A presença de advogado em todas as fases do Processo Administrativo Disciplinar do servidor público é obrigatória. Esse é o entendimento do Superior Tribunal de Justiça, expresso na Súmula 343, aprovada pela Terceira Seção daquela Corte, no último dia 14 de setembro. O assunto merece uma análise cuidadosa, pois envolve aspectos da lei 8.112/90 que poderão ser cobrados pelas bancas examinadores de concursos públicos em questões de Direito Administrativo. Embora a súmula não tenha efeito vinculante para as demais instâncias e para a Administração Pública, que não estão obrigadas a decidir da mesma forma, ela cristaliza a jurisprudência predominante no STJ nesta matéria e produzirá efeitos práticos mesmo assim.
Em primeiro lugar, deve-se ressaltar que o entendimento sumulado pela Terceira Seção do STJ tem um alcance que não se limita ao mero campo administrativo onde impera a lei 8.112/90, também conhecida como Regime Jurídico Único dos Servidores Públicos Civis da União.
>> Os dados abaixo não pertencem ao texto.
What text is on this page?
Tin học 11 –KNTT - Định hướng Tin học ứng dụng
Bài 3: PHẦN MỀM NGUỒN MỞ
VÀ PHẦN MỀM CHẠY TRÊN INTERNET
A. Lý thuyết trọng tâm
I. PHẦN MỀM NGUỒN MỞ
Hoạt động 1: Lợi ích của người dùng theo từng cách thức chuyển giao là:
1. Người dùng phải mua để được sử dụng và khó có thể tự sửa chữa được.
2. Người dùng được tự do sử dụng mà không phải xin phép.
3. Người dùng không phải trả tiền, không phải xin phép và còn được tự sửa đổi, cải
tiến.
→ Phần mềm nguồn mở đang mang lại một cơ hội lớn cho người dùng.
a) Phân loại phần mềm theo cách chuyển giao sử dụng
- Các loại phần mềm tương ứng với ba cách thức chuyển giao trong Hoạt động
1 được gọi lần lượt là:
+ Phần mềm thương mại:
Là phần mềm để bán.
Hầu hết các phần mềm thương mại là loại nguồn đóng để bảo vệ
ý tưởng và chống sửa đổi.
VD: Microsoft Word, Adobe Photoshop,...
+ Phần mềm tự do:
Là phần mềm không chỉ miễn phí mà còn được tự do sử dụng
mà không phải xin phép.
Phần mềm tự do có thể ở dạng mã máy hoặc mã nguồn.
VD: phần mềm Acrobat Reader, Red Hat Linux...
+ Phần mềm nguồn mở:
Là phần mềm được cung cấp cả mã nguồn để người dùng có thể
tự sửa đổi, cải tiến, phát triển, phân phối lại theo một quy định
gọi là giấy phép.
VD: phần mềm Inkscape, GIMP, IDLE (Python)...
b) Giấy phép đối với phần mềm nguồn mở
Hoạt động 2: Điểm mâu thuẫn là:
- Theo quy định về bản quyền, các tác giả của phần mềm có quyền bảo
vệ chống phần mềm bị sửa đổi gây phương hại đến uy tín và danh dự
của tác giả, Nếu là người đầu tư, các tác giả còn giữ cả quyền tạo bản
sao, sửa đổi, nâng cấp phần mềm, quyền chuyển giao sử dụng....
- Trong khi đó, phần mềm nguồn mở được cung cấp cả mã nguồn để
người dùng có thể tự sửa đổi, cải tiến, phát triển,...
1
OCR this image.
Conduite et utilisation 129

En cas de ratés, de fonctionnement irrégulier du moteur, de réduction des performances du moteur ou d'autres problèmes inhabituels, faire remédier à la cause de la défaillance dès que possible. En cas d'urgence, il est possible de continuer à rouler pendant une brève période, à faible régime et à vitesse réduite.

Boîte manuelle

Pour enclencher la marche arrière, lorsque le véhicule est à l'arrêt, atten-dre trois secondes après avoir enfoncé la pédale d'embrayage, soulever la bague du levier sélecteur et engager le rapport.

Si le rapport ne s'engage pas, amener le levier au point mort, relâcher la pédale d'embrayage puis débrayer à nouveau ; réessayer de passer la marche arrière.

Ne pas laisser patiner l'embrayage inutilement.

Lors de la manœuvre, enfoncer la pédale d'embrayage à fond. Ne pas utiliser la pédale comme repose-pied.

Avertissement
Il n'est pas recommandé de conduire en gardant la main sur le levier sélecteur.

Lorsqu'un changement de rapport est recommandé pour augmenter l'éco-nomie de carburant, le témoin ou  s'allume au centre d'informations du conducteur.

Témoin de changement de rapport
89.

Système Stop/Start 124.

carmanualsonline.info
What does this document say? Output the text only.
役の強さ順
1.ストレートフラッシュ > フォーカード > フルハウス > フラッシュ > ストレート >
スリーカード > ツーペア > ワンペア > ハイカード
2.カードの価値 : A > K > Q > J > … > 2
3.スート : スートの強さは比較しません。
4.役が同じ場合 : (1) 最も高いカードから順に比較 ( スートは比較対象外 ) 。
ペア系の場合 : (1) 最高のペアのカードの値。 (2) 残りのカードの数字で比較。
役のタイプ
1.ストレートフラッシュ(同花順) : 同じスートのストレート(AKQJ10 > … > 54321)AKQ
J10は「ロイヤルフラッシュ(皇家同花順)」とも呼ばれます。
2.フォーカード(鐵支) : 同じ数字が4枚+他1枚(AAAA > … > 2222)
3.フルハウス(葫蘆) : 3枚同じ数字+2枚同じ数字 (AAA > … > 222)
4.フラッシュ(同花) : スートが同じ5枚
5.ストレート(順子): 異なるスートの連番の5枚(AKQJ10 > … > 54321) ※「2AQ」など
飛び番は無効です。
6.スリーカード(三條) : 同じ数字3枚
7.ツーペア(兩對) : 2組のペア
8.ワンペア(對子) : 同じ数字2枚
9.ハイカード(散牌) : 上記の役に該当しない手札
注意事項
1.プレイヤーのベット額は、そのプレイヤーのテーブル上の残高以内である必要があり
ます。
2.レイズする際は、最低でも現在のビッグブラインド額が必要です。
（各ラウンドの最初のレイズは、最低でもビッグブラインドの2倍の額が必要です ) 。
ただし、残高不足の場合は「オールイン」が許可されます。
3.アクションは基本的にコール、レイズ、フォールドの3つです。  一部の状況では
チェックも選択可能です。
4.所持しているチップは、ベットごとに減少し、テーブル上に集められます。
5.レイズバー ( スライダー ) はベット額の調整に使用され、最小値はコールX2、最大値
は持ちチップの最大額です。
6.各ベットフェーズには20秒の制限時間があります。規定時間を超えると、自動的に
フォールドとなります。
O que se observa aí é a preservação dos princípios do contraditório e da ampla defesa assegurados pela Constituição Federal no campo do Direito em geral, que não estariam sendo observados sem a atuação de advogado legalmente constituído em todas as fases do PAD - o Processo Administrativo Disciplinar.
O acórdão paradigma da Terceira Seção que deu origem à Súmula em questão deve-se a um Mandado de Segurança contra processo disciplinar em que a defesa técnica foi constituída apenas na fase final do procedimento, tendo a instrução sido realizada sem a presença do acusado e sem haver defensor dativo nomeado (que pode ser servidor efetivo, ocupante de cargo de nível igual ou superior ao do acusado ou com nível de escolaridade também igual ou superior, conforme o artigo 64 da lei 8.112/90).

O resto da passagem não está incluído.